Ludo and I were very gay.

It was Saturday, and towards evening we were going to a children's ball given by Privy-Councillor Romberg--the specialist for nervous diseases--for his daughter Marie, for which new blue jackets had been made.
We were eagerly expecting them, and about three o'clock the tailor came.
Our mother was present when he tried them on, and when she remarked that now all was well, the man shook his head, and declared that the concessions of the forenoon had had no other object than to befool the people; that would appear before long.
While I write, it seems as if I saw again that poor little bearer of the first evil tidings, and heard once more the first shots which interrupted his prophecy with eloquent confirmation.
Our mother turned pale.
The tailor folded up his cloth and hurried away.

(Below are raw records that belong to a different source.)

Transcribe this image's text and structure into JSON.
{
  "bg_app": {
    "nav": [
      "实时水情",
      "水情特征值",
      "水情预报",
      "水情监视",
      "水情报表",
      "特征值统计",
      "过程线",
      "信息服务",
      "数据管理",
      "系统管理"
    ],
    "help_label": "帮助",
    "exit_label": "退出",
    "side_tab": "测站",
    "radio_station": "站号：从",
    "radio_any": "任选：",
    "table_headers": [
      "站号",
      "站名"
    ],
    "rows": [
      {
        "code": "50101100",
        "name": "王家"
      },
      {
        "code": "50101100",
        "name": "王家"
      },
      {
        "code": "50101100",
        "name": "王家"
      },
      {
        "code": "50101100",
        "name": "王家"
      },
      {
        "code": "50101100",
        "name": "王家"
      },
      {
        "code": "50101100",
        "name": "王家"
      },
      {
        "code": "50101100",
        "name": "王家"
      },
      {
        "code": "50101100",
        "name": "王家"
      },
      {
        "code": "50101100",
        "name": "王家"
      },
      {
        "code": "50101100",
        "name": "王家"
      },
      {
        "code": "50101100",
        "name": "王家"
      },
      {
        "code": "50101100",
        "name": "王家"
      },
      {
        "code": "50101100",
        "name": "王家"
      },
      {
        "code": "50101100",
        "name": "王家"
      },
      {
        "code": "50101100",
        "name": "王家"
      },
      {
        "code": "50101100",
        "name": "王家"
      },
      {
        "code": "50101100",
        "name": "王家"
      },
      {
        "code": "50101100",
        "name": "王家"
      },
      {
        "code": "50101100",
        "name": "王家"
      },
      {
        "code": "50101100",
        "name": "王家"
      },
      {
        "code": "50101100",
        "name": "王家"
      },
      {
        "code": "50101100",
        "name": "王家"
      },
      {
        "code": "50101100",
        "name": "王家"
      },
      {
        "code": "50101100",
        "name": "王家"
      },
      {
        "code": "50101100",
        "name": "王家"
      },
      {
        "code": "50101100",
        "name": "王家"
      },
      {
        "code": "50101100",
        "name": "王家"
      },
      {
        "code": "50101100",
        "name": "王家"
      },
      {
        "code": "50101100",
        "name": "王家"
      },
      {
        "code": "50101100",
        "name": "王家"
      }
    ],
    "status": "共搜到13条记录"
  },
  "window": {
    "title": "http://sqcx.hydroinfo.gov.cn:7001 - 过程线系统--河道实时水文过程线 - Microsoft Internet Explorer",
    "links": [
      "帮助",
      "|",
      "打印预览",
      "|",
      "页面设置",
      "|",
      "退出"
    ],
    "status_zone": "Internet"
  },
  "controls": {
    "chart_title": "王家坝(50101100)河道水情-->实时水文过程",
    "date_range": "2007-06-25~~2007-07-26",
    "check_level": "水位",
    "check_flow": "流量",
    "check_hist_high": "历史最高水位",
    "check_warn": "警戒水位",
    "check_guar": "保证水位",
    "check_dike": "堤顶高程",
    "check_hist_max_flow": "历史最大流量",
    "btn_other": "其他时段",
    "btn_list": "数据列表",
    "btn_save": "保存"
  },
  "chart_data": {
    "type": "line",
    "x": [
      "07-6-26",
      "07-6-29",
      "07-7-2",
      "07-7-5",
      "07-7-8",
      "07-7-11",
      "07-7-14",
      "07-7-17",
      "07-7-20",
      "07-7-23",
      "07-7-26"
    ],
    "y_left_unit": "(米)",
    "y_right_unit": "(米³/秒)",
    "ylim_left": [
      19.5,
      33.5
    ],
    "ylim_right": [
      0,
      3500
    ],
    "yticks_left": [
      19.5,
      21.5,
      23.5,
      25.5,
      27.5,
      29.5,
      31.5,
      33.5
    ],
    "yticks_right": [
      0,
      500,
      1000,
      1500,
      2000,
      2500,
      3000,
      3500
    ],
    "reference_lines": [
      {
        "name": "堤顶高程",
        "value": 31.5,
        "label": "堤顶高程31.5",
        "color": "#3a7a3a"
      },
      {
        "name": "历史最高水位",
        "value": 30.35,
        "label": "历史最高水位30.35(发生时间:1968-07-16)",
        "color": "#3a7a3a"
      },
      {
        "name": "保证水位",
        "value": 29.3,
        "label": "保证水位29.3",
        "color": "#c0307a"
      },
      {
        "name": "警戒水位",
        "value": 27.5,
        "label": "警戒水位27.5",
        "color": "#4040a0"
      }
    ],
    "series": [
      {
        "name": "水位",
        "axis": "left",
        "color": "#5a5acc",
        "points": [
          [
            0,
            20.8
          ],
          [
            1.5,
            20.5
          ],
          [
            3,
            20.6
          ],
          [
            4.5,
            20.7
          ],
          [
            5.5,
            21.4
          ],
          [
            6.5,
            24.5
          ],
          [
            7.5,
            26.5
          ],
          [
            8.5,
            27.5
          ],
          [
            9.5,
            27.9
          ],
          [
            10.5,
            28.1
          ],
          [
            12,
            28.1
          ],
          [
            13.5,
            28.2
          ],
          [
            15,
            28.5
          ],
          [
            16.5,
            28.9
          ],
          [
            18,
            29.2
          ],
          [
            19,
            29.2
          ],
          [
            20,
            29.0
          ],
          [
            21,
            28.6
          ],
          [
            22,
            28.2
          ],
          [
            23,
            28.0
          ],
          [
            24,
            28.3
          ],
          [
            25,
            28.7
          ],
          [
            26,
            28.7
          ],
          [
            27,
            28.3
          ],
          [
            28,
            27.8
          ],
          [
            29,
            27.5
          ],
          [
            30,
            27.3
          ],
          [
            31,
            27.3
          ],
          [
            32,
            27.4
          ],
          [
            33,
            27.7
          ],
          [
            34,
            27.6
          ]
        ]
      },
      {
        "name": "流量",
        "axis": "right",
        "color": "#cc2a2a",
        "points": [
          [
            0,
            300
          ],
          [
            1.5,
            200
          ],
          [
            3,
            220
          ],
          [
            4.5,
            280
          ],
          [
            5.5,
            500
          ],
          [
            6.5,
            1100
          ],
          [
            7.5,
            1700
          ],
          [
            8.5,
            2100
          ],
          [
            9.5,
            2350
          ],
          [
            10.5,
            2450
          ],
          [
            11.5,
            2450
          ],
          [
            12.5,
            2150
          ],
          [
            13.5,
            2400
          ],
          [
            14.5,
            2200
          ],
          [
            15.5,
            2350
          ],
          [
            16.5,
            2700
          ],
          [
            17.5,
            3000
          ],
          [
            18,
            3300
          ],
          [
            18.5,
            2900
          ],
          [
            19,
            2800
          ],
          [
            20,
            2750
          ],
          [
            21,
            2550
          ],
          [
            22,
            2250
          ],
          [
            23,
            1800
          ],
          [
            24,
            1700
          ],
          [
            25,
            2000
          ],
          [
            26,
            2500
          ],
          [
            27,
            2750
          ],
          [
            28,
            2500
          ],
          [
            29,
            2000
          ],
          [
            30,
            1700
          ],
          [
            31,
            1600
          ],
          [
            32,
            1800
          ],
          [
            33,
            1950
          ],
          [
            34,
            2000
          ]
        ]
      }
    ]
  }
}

What did his words mean, and what was the firing outside?
We strained our ears to listen.

The noise seemed to grow louder and come nearer; and, just as our mother cried, "For Heaven's sake, Martha!" the cook burst into the room, exclaiming, "The row began in the Schlossplatz!" Fraulein Lamperi shrieked, seized her bonnet and cloak, and the pompadour which she took with her everywhere, to hurry home as fast as she could.
Our mother could think only of Martha.

She had dined at the Baeyers' and was now perhaps on the way home.